The ascents in the dark attack your mind as much as your body. You can't see the top so you have no idea when you'll reach it. Your legs complain so your mind tries to allay their fears. "Almost there. Just a little more." The road levels out a bit and your legs breathe a sigh of relief. "See? It's okay now." Then you suddenly hit the steepest part and your legs cry in agony, "You lied to me!" Coming to several of the short climbs, the darkness misleads you as to how steep they are so you don't gear down. "This doesn't look like much and we've got some speed going," you tell your legs. Suddenly you're standing on the pedals chunk-chunking in a frantic attempt to shift down. Yeah, you'll be lying to your legs all night.

The peacefulness surrounding the dawn, while beautiful, can also chip away at your mindset. The lull and calm of the rising sun combined with being up through the night and the idea of a long rest clashes with the realization that you still have two or three or more hours to ride.

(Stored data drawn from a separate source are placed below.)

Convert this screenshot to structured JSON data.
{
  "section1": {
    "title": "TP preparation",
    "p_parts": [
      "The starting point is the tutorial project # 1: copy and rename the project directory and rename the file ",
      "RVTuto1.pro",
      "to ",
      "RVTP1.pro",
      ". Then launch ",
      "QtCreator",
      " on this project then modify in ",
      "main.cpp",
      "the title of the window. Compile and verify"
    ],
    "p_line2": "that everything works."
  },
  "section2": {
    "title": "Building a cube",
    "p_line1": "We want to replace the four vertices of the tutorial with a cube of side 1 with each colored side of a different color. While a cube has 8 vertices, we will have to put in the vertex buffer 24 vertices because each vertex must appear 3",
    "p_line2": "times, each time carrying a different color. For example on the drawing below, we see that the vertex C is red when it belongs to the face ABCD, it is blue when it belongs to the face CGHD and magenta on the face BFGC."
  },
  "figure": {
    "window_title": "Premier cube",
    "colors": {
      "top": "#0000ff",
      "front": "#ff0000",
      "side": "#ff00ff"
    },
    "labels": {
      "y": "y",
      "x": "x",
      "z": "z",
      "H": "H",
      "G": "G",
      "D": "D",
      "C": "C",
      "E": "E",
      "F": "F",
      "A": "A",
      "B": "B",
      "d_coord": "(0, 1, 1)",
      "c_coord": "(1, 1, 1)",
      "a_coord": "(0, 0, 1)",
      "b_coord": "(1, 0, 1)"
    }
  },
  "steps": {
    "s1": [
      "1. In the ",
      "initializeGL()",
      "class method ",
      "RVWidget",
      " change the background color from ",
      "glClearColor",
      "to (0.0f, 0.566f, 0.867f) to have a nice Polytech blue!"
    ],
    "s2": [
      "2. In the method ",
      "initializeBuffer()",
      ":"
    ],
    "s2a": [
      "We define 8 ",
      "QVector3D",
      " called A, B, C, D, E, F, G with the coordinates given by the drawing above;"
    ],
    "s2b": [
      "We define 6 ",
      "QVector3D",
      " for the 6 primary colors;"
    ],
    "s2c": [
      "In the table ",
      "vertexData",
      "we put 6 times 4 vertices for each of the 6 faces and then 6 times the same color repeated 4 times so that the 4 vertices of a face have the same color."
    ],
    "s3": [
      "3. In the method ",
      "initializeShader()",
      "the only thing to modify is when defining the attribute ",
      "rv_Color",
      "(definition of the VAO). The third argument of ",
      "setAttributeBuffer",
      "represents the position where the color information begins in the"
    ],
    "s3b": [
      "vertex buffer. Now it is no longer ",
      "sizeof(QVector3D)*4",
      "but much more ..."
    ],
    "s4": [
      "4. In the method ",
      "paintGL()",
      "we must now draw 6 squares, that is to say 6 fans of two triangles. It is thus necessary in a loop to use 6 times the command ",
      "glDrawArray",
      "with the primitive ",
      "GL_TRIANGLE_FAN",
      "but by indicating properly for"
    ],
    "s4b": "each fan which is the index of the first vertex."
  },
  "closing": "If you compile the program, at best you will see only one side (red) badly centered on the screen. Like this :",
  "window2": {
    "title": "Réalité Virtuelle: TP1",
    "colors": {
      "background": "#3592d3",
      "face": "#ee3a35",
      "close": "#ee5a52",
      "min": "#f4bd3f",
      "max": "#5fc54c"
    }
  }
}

At just over the halfway point, you get a short reprieve from the dust, dirt, gravel and rocks and you're given a bit of smooth pavement. It's not a gift. It's the longest and steepest climb of the ride. Your legs ache and complain like never before and all you can do is suck it up. Following that you return to dirt roads where the gravel and the washboards seem deeper than ever. It's like it was intentional and you almost take it personally. You never stood so much while trying to pedal.

The last 20 miles you're mostly on pavement and your butt is so grateful. Smoothly cruising along the Cheney-Spangle highway and the Fisk Lake Trail, your relief begins to convince you that this wasn't so bad. Then you reach the basalt infected, jarring interruption that is the unfinished section of Fish Lake Trail. It's your punishment for thinking you're almost done. One last slap down to remind you who the boss is. "This is the Midnight Century! I'm not done with you. How's your butt feelin', huh? That's what I thought. Now you can finish."

Rolling in to where you started hours before, the feelings of relief and accomplishment are overwhelming. And you don't mind being regarded as a lunatic by the early morning coffee drinkers whose curiosity compels them to ask what's going on. You just did the Midnight Century which is more that just something.

But you have to admit, it still kicked your ass.